Department of Neurology, All India Institute of Medical Sciences, New Delhi, India.
Neurovascular Research Laboratory, Vall d'Hebron Institute of Research, Universitat Autònoma de Barcelona, Barcelona, Spain.
Int J Stroke. 2020 Oct;15(7):704-721. doi: 10.1177/1747493020946157. Epub 2020 Aug 3.
Correct diagnosis of stroke and its subtypes is pivotal in early stages for optimum treatment.
The aim of this systematic review and meta-analysis is to summarize the published evidence on the potential of blood biomarkers in the diagnosis and differentiation of stroke subtypes.

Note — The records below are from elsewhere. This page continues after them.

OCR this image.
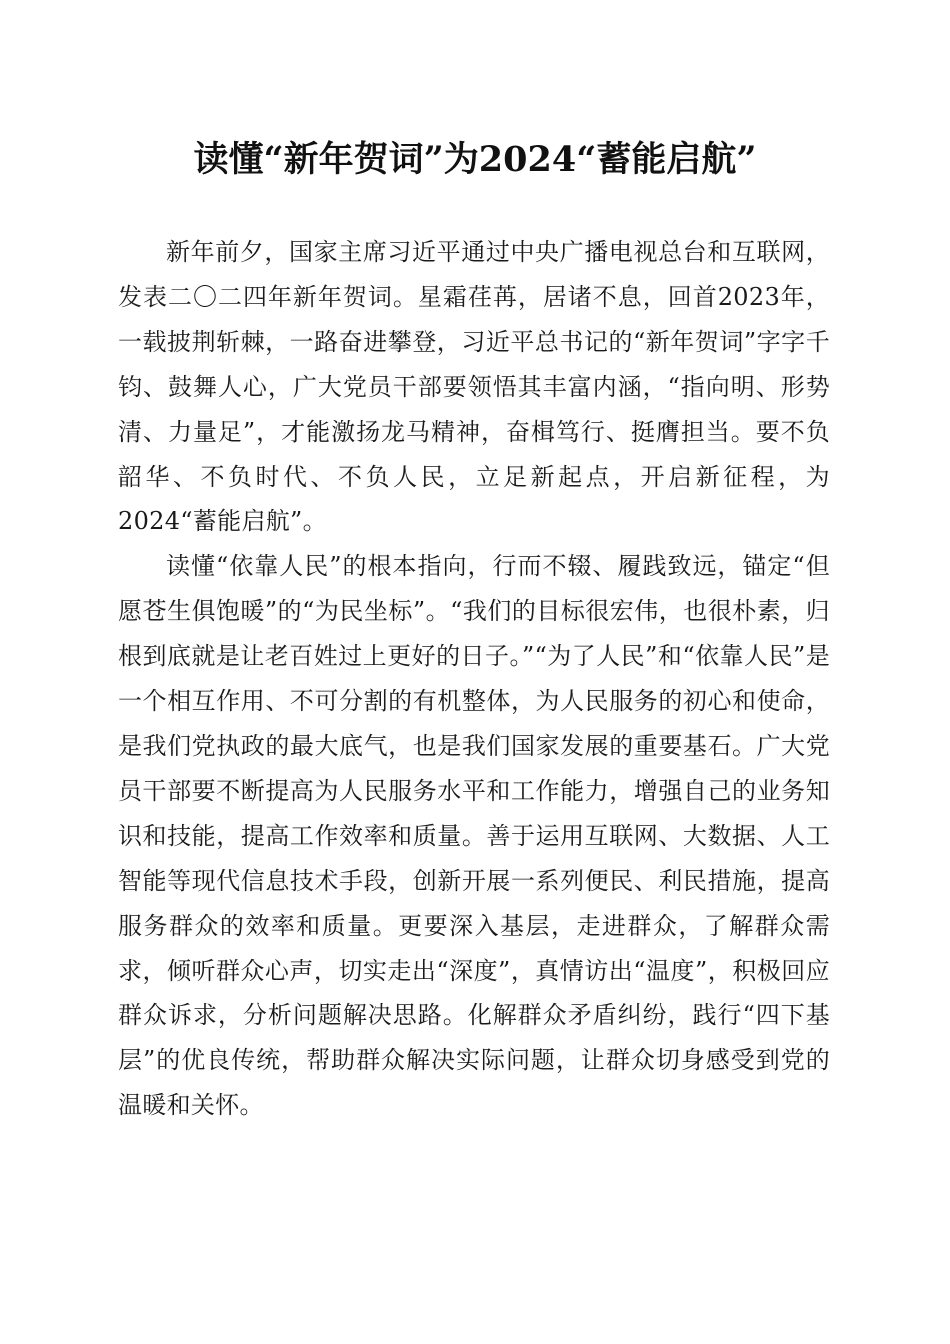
读懂“新年贺词”为2024“蓄能启航”

新年前夕，国家主席习近平通过中央广播电视总台和互联网，发表二〇二四年新年贺词。星霜荏苒，居诸不息，回首2023年，一载披荆斩棘，一路奋进攀登，习近平总书记的“新年贺词”字字千钧、鼓舞人心，广大党员干部要领悟其丰富内涵，“指向明、形势清、力量足”，才能激扬龙马精神，奋楫笃行、挺膺担当。要不负韶华、不负时代、不负人民，立足新起点，开启新征程，为2024“蓄能启航”。

读懂“依靠人民”的根本指向，行而不辍、履践致远，锚定“但愿苍生俱饱暖”的“为民坐标”。“我们的目标很宏伟，也很朴素，归根到底就是让老百姓过上更好的日子。”“为了人民”和“依靠人民”是一个相互作用、不可分割的有机整体，为人民服务的初心和使命，是我们党执政的最大底气，也是我们国家发展的重要基石。广大党员干部要不断提高为人民服务水平和工作能力，增强自己的业务知识和技能，提高工作效率和质量。善于运用互联网、大数据、人工智能等现代信息技术手段，创新开展一系列便民、利民措施，提高服务群众的效率和质量。更要深入基层，走进群众，了解群众需求，倾听群众心声，切实走出“深度”，真情访出“温度”，积极回应群众诉求，分析问题解决思路。化解群众矛盾纠纷，践行“四下基层”的优良传统，帮助群众解决实际问题，让群众切身感受到党的温暖和关怀。
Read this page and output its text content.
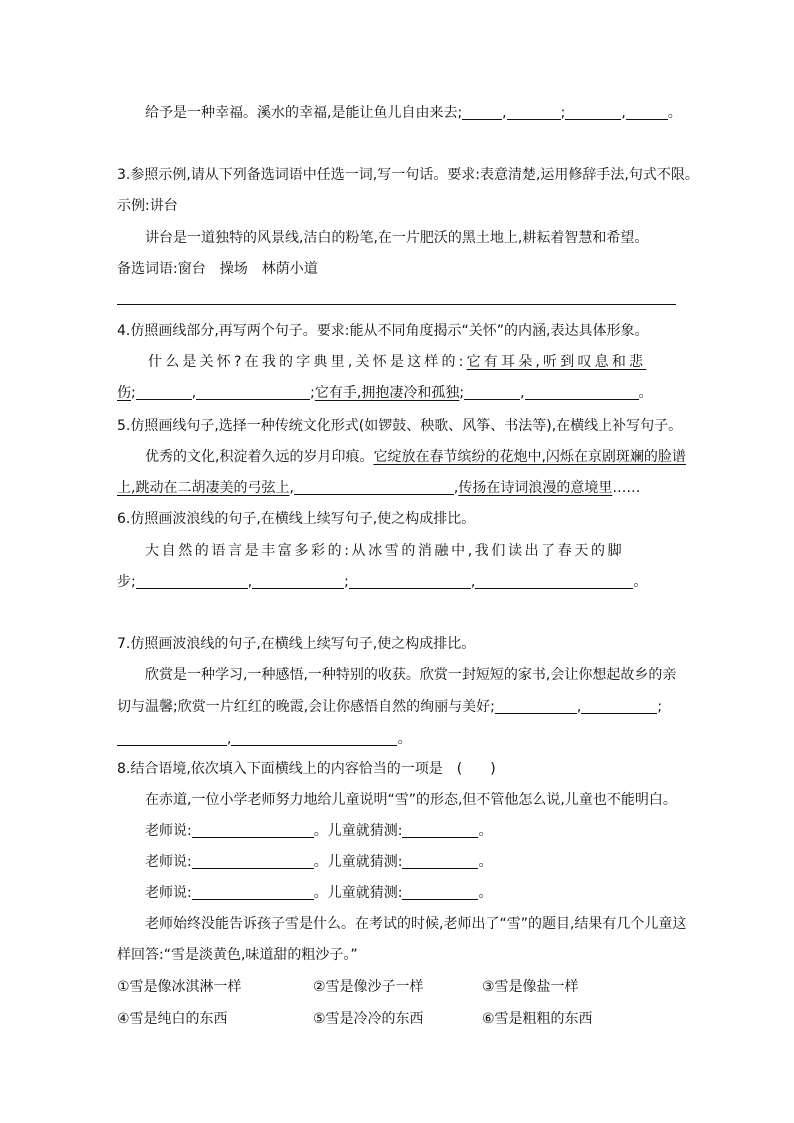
给予是一种幸福。溪水的幸福,是能让鱼儿自由来去;	,	;	,	。
3.参照示例,请从下列备选词语中任选一词,写一句话。要求:表意清楚,运用修辞手法,句式不限。
示例:讲台
讲台是一道独特的风景线,洁白的粉笔,在一片肥沃的黑土地上,耕耘着智慧和希望。
备选词语:窗台　操场　林荫小道
4.仿照画线部分,再写两个句子。要求:能从不同角度揭示“关怀”的内涵,表达具体形象。
什么是关怀?在我的字典里,关怀是这样的:它有耳朵,听到叹息和悲
伤;	,	;它有手,拥抱凄冷和孤独;	,	。
5.仿照画线句子,选择一种传统文化形式(如锣鼓、秧歌、风筝、书法等),在横线上补写句子。
优秀的文化,积淀着久远的岁月印痕。它绽放在春节缤纷的花炮中,闪烁在京剧斑斓的脸谱
上,跳动在二胡凄美的弓弦上,	,传扬在诗词浪漫的意境里……
6.仿照画波浪线的句子,在横线上续写句子,使之构成排比。
大自然的语言是丰富多彩的:从冰雪的消融中,我们读出了春天的脚
步;	,	;	,	。
7.仿照画波浪线的句子,在横线上续写句子,使之构成排比。
欣赏是一种学习,一种感悟,一种特别的收获。欣赏一封短短的家书,会让你想起故乡的亲
切与温馨;欣赏一片红红的晚霞,会让你感悟自然的绚丽与美好;	,	;
,	。
8.结合语境,依次填入下面横线上的内容恰当的一项是　(　　)
在赤道,一位小学老师努力地给儿童说明“雪”的形态,但不管他怎么说,儿童也不能明白。
老师说:	。儿童就猜测:	。
老师说:	。儿童就猜测:	。
老师说:	。儿童就猜测:	。
老师始终没能告诉孩子雪是什么。在考试的时候,老师出了“雪”的题目,结果有几个儿童这
样回答:“雪是淡黄色,味道甜的粗沙子。”
①雪是像冰淇淋一样	②雪是像沙子一样	③雪是像盐一样
④雪是纯白的东西	⑤雪是冷冷的东西	⑥雪是粗粗的东西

A literature search was conducted for papers published until 20 April 2020 in PubMed, EMBASE, Cochrane Library, TRIP, and Google Scholar databases to search for eligible studies investigating the role of blood biomarkers in diagnosing stroke. Quality assessment was done using modified Quality Assessment of Diagnostic Accuracy Studies questionnaire. Pooled standardized mean difference and 95% confidence intervals were calculated. Presence of heterogeneity among the included studies was investigated using the Cochran's statistic and metric tests. If was < 50% then a fixed-effect model was applied else a random-effect model was applied. Risk of bias was assessed using funnel plots and between-study heterogeneity was assessed using meta-regression and sensitivity analyses. Entire statistical analysis was conducted in STATA version 13.0.
A total of 40 studies including patients with 5001 ischemic strokes, 756 intracerebral hemorrhage, 554 stroke mimics, and 1774 healthy control subjects analyzing 25 biomarkers (within 24 h after symptoms onset/after the event) were included in our meta-analysis; 67.5% of studies had moderate evidence of quality. Brain natriuretic peptide, matrix metalloproteinase-9, and D-dimer significantly differentiated ischemic stroke from intracerebral hemorrhage, stroke mimics, and health control subjects ( < 0.05). Glial fibrillary acidic protein successfully differentiated ischemic stroke from intracerebral hemorrhage (standardized mean difference -1.04; 95% confidence interval -1.46 to -0.63) within 6 h. No studies were found to conduct a meta-analysis of blood biomarkers differentiating transient ischemic attack from healthy controls and stroke mimics.
This meta-analysis highlights the potential of brain natriuretic peptide, matrix metalloproteinase-9, D-dimer, and glial fibrillary acidic protein as diagnostic biomarkers for stroke within 24 h. Results of our meta-analysis might serve as a platform for conducting further targeted proteomics studies and phase-III clinical trials. CRD42019139659.
正确诊断中风及其亚型对于早期的最佳治疗至关重要。
本系统评价和荟萃分析旨在总结已发表的关于血液生物标志物在诊断和区分中风亚型方面的潜在作用的证据。
对截至 2020 年 4 月 20 日在 PubMed、EMBASE、Cochrane 图书馆、TRIP 和 Google Scholar 数据库中发表的论文进行文献检索,以寻找评估血液生物标志物在诊断中风中作用的合格研究。使用改良的诊断准确性研究质量评估问卷进行质量评估。计算汇总标准化均数差和 95%置信区间。使用 Cochran's 统计量和 I 2 度量检验研究之间的异质性。如果 I 2 < 50%,则应用固定效应模型,否则应用随机效应模型。使用漏斗图评估偏倚风险,使用 meta 回归和敏感性分析评估研究间异质性。整个统计分析均在 STATA 版本 13.0 中进行。
共有 40 项研究纳入了 5001 例缺血性中风患者、756 例颅内出血患者、554 例中风模拟患者和 1774 例健康对照者,分析了 25 种生物标志物(症状发作后 24 小时内/发病后);67.5%的研究具有中等质量证据。脑利钠肽、基质金属蛋白酶-9 和 D-二聚体显著区分了缺血性中风与颅内出血、中风模拟和健康对照组(<0.05)。胶质纤维酸性蛋白在 6 小时内成功区分了缺血性中风与颅内出血(标准化均数差 -1.04;95%置信区间 -1.46 至 -0.63)。未发现研究对短暂性脑缺血发作与健康对照和中风模拟进行血液生物标志物的荟萃分析。
本荟萃分析强调了脑利钠肽、基质金属蛋白酶-9、D-二聚体和胶质纤维酸性蛋白在 24 小时内作为中风诊断生物标志物的潜力。我们的荟萃分析结果可能为进一步开展靶向蛋白质组学研究和 III 期临床试验提供平台。CRD42019139659。